As IPSS são estruturantes no país. Fazem o que Estado não faz porque não pode, não quer, ou não chega a tudo. Chama-se sociedade civil a funcionar. E o Estado subsidia, ajuda, (com)participa, apoia. Nada contra. A questão é quando as IPSS e outras instituições, fundações, associações, federações e quejandas se tornam verdadeiras "indústrias".

Podem, e devem, funcionar como empresas, do ponto de vista da gestão profissional.

Não podem, nem devem, funcionar como coutadas, quintas, propriedade dos seus dirigentes que, em muitos casos, se confundem com as instituições.

E, claro, quando se chega a esse ponto, os dirigentes tornam-se "patrões" da tal empresa, da tal indústria, e acabam a subverter a ideia de "sem fins lucrativos", que preside – devia pelo menos – à génese da coisa.

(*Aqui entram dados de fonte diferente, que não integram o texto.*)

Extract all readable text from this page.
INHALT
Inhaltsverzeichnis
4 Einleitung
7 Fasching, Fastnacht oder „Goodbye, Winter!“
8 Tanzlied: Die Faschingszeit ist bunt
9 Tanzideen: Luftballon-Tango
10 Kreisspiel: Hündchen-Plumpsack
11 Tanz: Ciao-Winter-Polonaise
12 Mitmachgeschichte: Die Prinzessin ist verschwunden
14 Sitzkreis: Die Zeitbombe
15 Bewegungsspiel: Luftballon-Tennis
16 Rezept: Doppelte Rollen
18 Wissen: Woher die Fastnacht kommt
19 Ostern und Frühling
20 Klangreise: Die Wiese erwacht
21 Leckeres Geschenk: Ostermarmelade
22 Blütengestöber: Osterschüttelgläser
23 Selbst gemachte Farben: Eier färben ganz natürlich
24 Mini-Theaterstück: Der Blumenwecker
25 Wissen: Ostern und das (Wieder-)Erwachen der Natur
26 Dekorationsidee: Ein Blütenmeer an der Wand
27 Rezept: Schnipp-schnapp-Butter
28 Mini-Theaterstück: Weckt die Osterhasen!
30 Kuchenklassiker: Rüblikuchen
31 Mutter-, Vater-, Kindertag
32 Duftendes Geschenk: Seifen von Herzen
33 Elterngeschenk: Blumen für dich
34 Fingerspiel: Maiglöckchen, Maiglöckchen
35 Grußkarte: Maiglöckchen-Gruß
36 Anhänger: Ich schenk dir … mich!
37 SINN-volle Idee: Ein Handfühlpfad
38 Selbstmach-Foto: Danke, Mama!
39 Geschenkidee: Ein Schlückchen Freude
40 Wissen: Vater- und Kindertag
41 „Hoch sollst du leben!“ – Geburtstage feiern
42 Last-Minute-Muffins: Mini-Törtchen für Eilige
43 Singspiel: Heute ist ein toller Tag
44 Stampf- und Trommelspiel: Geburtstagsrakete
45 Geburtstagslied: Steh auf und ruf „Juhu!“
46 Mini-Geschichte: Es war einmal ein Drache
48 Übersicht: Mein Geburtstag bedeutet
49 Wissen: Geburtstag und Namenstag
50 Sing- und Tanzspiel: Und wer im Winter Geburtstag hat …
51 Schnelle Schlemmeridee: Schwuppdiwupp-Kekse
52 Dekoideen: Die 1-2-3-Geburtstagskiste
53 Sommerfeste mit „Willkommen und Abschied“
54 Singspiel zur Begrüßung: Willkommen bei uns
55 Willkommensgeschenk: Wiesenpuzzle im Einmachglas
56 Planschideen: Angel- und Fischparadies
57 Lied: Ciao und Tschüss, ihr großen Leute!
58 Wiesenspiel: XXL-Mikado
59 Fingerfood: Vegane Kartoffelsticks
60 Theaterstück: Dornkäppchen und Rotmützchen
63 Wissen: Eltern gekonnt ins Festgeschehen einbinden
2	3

Segundo esta lógica, e apesar dos salários da solidariedade estarem tabelados, os dirigentes que se tornam patrões de instituições que se tornam industrias ou empresas, comportam-se como tal.

Geram o dinheiro dos donativos, dos apoios públicos e dos sócios como se fosse seu.

Como se a "empresa" que gerem tivesse sido criada para gerar lucro e não para acudir a necessidades das populações.

Custa ver.

Custa perceber como o que começa por ser um projecto meritório, arrancado a ferros e com alto valor solidário e social se torna numa imundície.

E, sim, vem a propósito das raríssimas, mas podia ser de outra coisa qualquer: uma federação desportiva (vi números assustadores de algumas por estes dias), os órgãos sociais de uma qualquer Ordem profissional e outros, tantos outros exemplos do que a sociedade civil cria e depois suga.

A solidariedade e o voluntariado dão muito dinheiro.

Sobretudo quando em nome da solidariedade e do voluntariado se fazem fortunas.

Sempre, claro, "sem fins lucrativos".